How Do You Talk About Premarital Sex?

The headline is an actual, not a rhetorical question.

I’ve been bombarded with information about how vexing this question is for churches in the last few days.

So, for one, Saturday’s New York Times had an editorial which talked about teen birth rates and abortion rates in two dozen countries. The U.S. was highest in both, which seems almost impossible. Our abortion rate was dramatically higher than freewheeling Western Europe, for instance: ours being at about 30 abortions per a thousand women between 15 and 19 and Germany's rate standing at about 5.  (More interesting than the editorial itself is the chart that accompanies it.) 

The Times’ take on the numbers? It’s perhaps a predictable one: By encouraging abstinence, kids still have sex, but now don’t use birth control. Since few others in the world do this, therein lie your numbers.

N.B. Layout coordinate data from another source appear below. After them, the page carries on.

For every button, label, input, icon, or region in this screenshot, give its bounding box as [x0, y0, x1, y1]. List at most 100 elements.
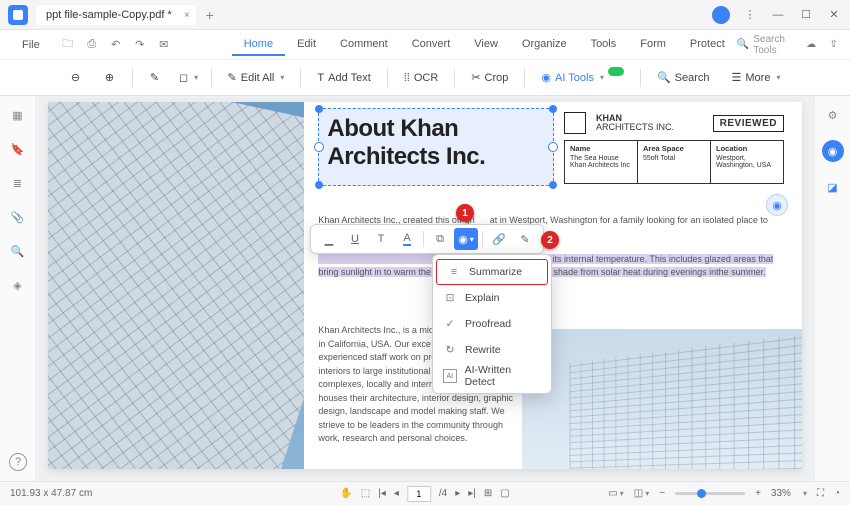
- ft-ai-button[interactable]: ◉▾: [454, 228, 478, 250]
- add-text-button[interactable]: T Add Text: [309, 65, 378, 91]
- page-total: /4: [439, 488, 447, 499]
- ft-underline-icon[interactable]: U: [343, 228, 367, 250]
- page-input[interactable]: [407, 486, 431, 502]
- minimize-icon[interactable]: —: [770, 7, 786, 23]
- ft-copy-icon[interactable]: ⧉: [428, 228, 452, 250]
- ft-edit-icon[interactable]: ✎: [513, 228, 537, 250]
- document-canvas[interactable]: About Khan Architects Inc. KHAN ARCHITEC…: [36, 96, 814, 481]
- dropdown-rewrite[interactable]: ↻Rewrite: [433, 337, 551, 363]
- tab-convert[interactable]: Convert: [400, 34, 463, 56]
- crop-button[interactable]: ✂ Crop: [463, 65, 516, 91]
- handle-ml[interactable]: [314, 142, 324, 152]
- cloud-icon[interactable]: ☁: [805, 37, 818, 53]
- thumbnails-icon[interactable]: ▦: [9, 106, 27, 124]
- fit-page-icon[interactable]: ▢: [500, 488, 509, 499]
- dropdown-explain[interactable]: ⊡Explain: [433, 285, 551, 311]
- ai-sidebar-icon[interactable]: ◉: [822, 140, 844, 162]
- page-content: About Khan Architects Inc. KHAN ARCHITEC…: [304, 102, 802, 469]
- handle-tl[interactable]: [315, 105, 323, 113]
- ws-icon[interactable]: ◪: [824, 178, 842, 196]
- layers-icon[interactable]: ≣: [9, 174, 27, 192]
- ft-highlight-icon[interactable]: ▁: [317, 228, 341, 250]
- close-tab-icon[interactable]: ×: [184, 10, 190, 21]
- edit-all-button[interactable]: ✎ Edit All▾: [220, 65, 293, 91]
- handle-tr[interactable]: [549, 105, 557, 113]
- ai-tools-button[interactable]: ◉ AI Tools▾: [533, 65, 632, 91]
- fit-width-icon[interactable]: ⊞: [484, 488, 492, 499]
- doc-title-line2: Architects Inc.: [327, 143, 545, 171]
- search-tools[interactable]: 🔍 Search Tools: [737, 34, 795, 56]
- help-icon[interactable]: ?: [9, 453, 27, 471]
- more-button[interactable]: ☰ More▾: [724, 65, 789, 91]
- highlighter-button[interactable]: ✎: [141, 65, 169, 91]
- share-icon[interactable]: ⇪: [827, 37, 840, 53]
- search-tools-label: Search Tools: [753, 34, 795, 56]
- handle-mr[interactable]: [548, 142, 558, 152]
- selected-text-box[interactable]: About Khan Architects Inc.: [318, 108, 554, 186]
- new-badge: [608, 67, 624, 76]
- document-meta: KHAN ARCHITECTS INC. REVIEWED NameThe Se…: [564, 112, 784, 184]
- dropdown-proofread[interactable]: ✓Proofread: [433, 311, 551, 337]
- user-avatar[interactable]: [712, 6, 730, 24]
- tab-view[interactable]: View: [462, 34, 510, 56]
- next-page-icon[interactable]: ▸: [455, 488, 460, 499]
- main-tabs: Home Edit Comment Convert View Organize …: [232, 34, 737, 56]
- page-navigator: ✋ ⬚ |◂ ◂ /4 ▸ ▸| ⊞ ▢: [340, 486, 509, 502]
- layout-icon[interactable]: ◫▾: [634, 488, 649, 499]
- save-icon[interactable]: 🗀: [60, 37, 76, 53]
- tab-edit[interactable]: Edit: [285, 34, 328, 56]
- undo-icon[interactable]: ↶: [108, 37, 124, 53]
- zoom-slider[interactable]: [675, 492, 745, 495]
- last-page-icon[interactable]: ▸|: [468, 488, 476, 499]
- search-button[interactable]: 🔍 Search: [649, 65, 718, 91]
- reading-mode-icon[interactable]: ◔: [834, 488, 840, 499]
- ai-float-badge[interactable]: ◉: [766, 194, 788, 216]
- ft-link-icon[interactable]: 🔗: [487, 228, 511, 250]
- view-mode-icon[interactable]: ▭▾: [608, 488, 623, 499]
- sliders-icon[interactable]: ⚙: [824, 106, 842, 124]
- zoom-in-sb-icon[interactable]: +: [755, 488, 761, 499]
- tab-comment[interactable]: Comment: [328, 34, 400, 56]
- page-hero-image: [48, 102, 304, 469]
- dropdown-summarize[interactable]: ≡Summarize: [436, 259, 548, 285]
- document-tab[interactable]: ppt file-sample-Copy.pdf * ×: [36, 5, 196, 25]
- file-menu[interactable]: File: [10, 35, 52, 55]
- zoom-out-button[interactable]: ⊖: [62, 65, 90, 91]
- kebab-menu-icon[interactable]: ⋮: [742, 7, 758, 23]
- dd-label: Rewrite: [465, 344, 501, 356]
- add-tab-button[interactable]: +: [200, 5, 220, 25]
- hand-tool-icon[interactable]: ✋: [340, 488, 352, 499]
- reviewed-stamp: REVIEWED: [713, 115, 784, 132]
- fullscreen-icon[interactable]: ⛶: [817, 488, 824, 499]
- maximize-icon[interactable]: ☐: [798, 7, 814, 23]
- close-window-icon[interactable]: ✕: [826, 7, 842, 23]
- ft-fontcolor-icon[interactable]: A: [395, 228, 419, 250]
- tab-home[interactable]: Home: [232, 34, 285, 56]
- select-tool-icon[interactable]: ⬚: [361, 488, 370, 499]
- dd-label: Summarize: [469, 266, 522, 278]
- print-icon[interactable]: ⎙: [84, 37, 100, 53]
- tab-tools[interactable]: Tools: [579, 34, 629, 56]
- handle-br[interactable]: [549, 181, 557, 189]
- redo-icon[interactable]: ↷: [132, 37, 148, 53]
- dropdown-ai-detect[interactable]: AIAI-Written Detect: [433, 363, 551, 389]
- handle-bl[interactable]: [315, 181, 323, 189]
- ocr-button[interactable]: ⁞⁞ OCR: [396, 65, 447, 91]
- zoom-in-button[interactable]: ⊕: [96, 65, 124, 91]
- zoom-out-sb-icon[interactable]: −: [659, 488, 665, 499]
- menubar: File 🗀 ⎙ ↶ ↷ ✉ Home Edit Comment Convert…: [0, 30, 850, 60]
- dd-label: AI-Written Detect: [465, 364, 541, 388]
- ft-strike-icon[interactable]: T: [369, 228, 393, 250]
- attachments-icon[interactable]: 📎: [9, 208, 27, 226]
- tab-form[interactable]: Form: [628, 34, 678, 56]
- tab-protect[interactable]: Protect: [678, 34, 737, 56]
- package-icon[interactable]: ◈: [9, 276, 27, 294]
- tab-organize[interactable]: Organize: [510, 34, 579, 56]
- bookmarks-icon[interactable]: 🔖: [9, 140, 27, 158]
- prev-page-icon[interactable]: ◂: [394, 488, 399, 499]
- shape-button[interactable]: ◻▾: [175, 65, 203, 91]
- callout-badge-1: 1: [456, 204, 474, 222]
- email-icon[interactable]: ✉: [156, 37, 172, 53]
- first-page-icon[interactable]: |◂: [378, 488, 386, 499]
- search-panel-icon[interactable]: 🔍: [9, 242, 27, 260]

I also picked up a book this week called Quitting Church, by the Washington Times religion editor, Julia Duin. I’m only about 40 pages in. It’s an easy if discouraging read (I might have a little more on it shortly). It covers similar ground as The Fall of the Evangelical Nation, previously mentioned here, but it draws different conclusions. Rather than attributing falling American church attendance to a change in our cultural mindset, as Fall does, Quitting pretty much blames churches for being lousy.

Among the ways churches are lousy is that they are not helpful in talking about premarital sex. However, the book damns both sides. On the one hand, it argues that Catholics are leaving in droves because, in the interest of attracting new people, priests don’t teach classic hard-line Catholic dogma about, say, the evils of contraception. Longtime Catholics then leave, because the preaching is no longer meaty and integrous. So Catholics need to teach classic conservative dogma more.

And yet, as per the Times, teaching classic biblical morality of “Don’t have sex before marriage” is also damned as both not realistic (teens and young adults who hear this message still have sex at rates almost exactly equal to everyone else) and lacking in the kind of depth that will actually help people.

And then many of the leaders in our congregation just this week had a vibrant conversation about pastoring premarital sex in our midst—proving that, whatever our approach might be, there’s much more to be said.

So you all—whether paid church leaders or not—what do you think needs to be said on the subject and how do you recommend it be said?